I put the call on mute and ran into the dance studio.
'These bad men have me'
‘My girl’s been kidnapped!’ I cried to the other mums.
They sprang into action. One stayed with me to listen to the call, while another consoled a terrified Aubrey and a third rang the police.
Then the kidnapper started barking orders.
‘You need to pay me one million in cash if you want to see your daughter again,’ he instructed.
I unmuted the phone.
‘That’s not possible,’ I said shakily.
‘OK — 50K in cash then,’ he snapped.
Only then, the mum who had called the police returned with news.
‘Police say there’s a scam that uses artificial intelligence,’ she said. ‘They can mimic someone’s voice.’
‘I heard Briana,’ I insisted. ‘It was her, how could it be fake?’
I couldn’t take the risk — it was my daughter’s life.
I asked the kidnapper for wiring instructions.
‘No, you need to get in a van with a bag over your head and 50K in cash to be transported to your daughter,’ he said. ‘If you don’t have all the money, then both of you will be dead.’
‘Your husband is on the line,’ another mum said.
I put her phone to my ear, not sure if I could take any more.
‘Jennifer, Briana is resting safely in bed,’ he reassured me. ‘She’s safe.’

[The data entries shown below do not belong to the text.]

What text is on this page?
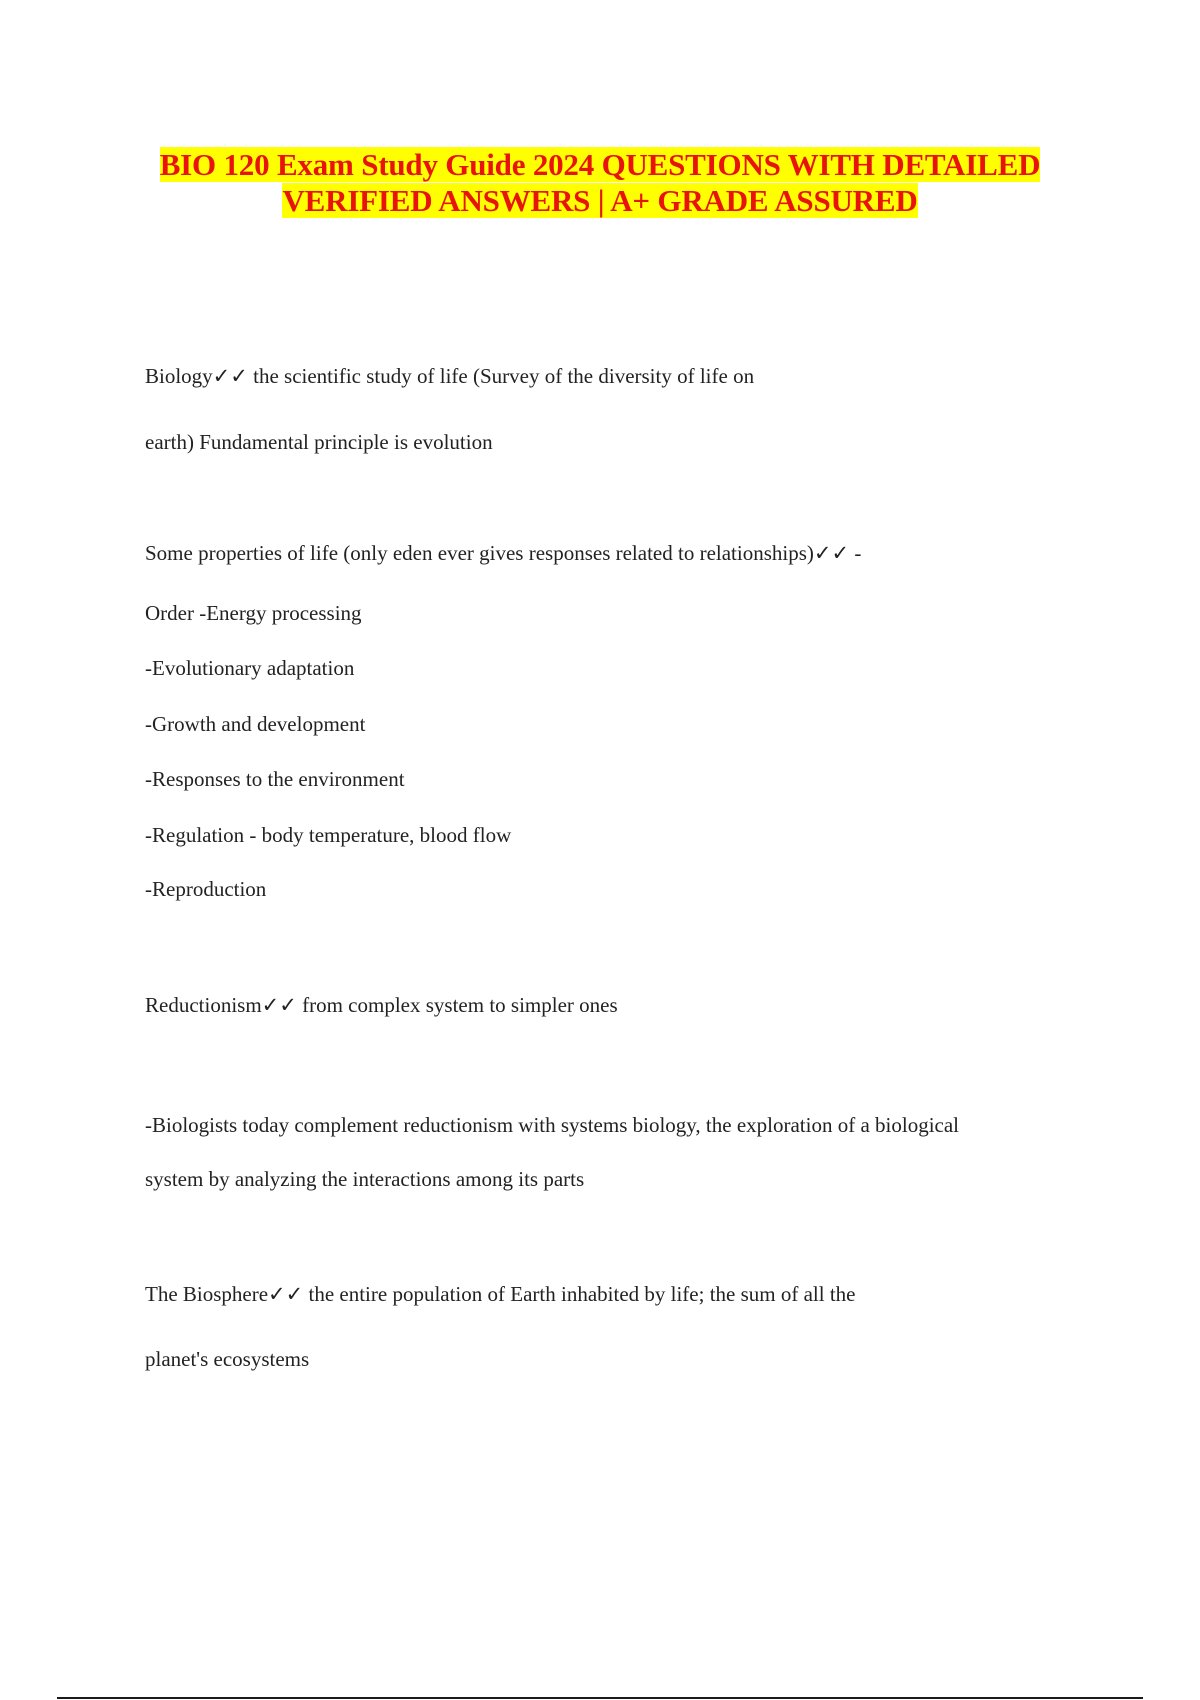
BIO 120 Exam Study Guide 2024 QUESTIONS WITH DETAILED
VERIFIED ANSWERS | A+ GRADE ASSURED
Biology✓✓ the scientific study of life (Survey of the diversity of life on
earth) Fundamental principle is evolution
Some properties of life (only eden ever gives responses related to relationships)✓✓ -
Order -Energy processing
-Evolutionary adaptation
-Growth and development
-Responses to the environment
-Regulation - body temperature, blood flow
-Reproduction
Reductionism✓✓ from complex system to simpler ones
-Biologists today complement reductionism with systems biology, the exploration of a biological
system by analyzing the interactions among its parts
The Biosphere✓✓ the entire population of Earth inhabited by life; the sum of all the
planet's ecosystems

But I was so sure of her voice.
‘Put her on,’ I begged,
My husband passed the phone over and I’d never felt so relieved to hear my girl’s voice.
But then anger took over.
‘How dare you try to extort money from me,’ I shouted down the line to the kidnapper.
But he still threatened to kill my daughter.
‘I’m going to make sure you don’t hurt me or anyone else again,’ I promised before hanging up.
Once it had sunk in that the scammer had used AI to replicate my daughter’s voice, I called the police.
‘It’s a prank call,’ an officer said. ‘Sadly they’re quite commonplace and there’s nothing we can do about it.’
I was told no actual crime had been committed, because there had been no kidnapping or money transferred.
It was hard to accept. How would these people ever be stopped?
That night, I couldn’t sleep as I wondered how they’d managed to get my girl’s voice?
Briana didn’t have a public social-media presence.
Perhaps they’d taken it from a school video or something else she’d done in the past. But no one really knew.
Two days later, Briana returned home and I gave her the biggest hug.
Now I’ve called on lawmakers to take action to help prevent criminal abuse of emerging AI technology.
Scammers stole and weaponised a piece of my daughter.
It’s terrifying to think what the future could hold.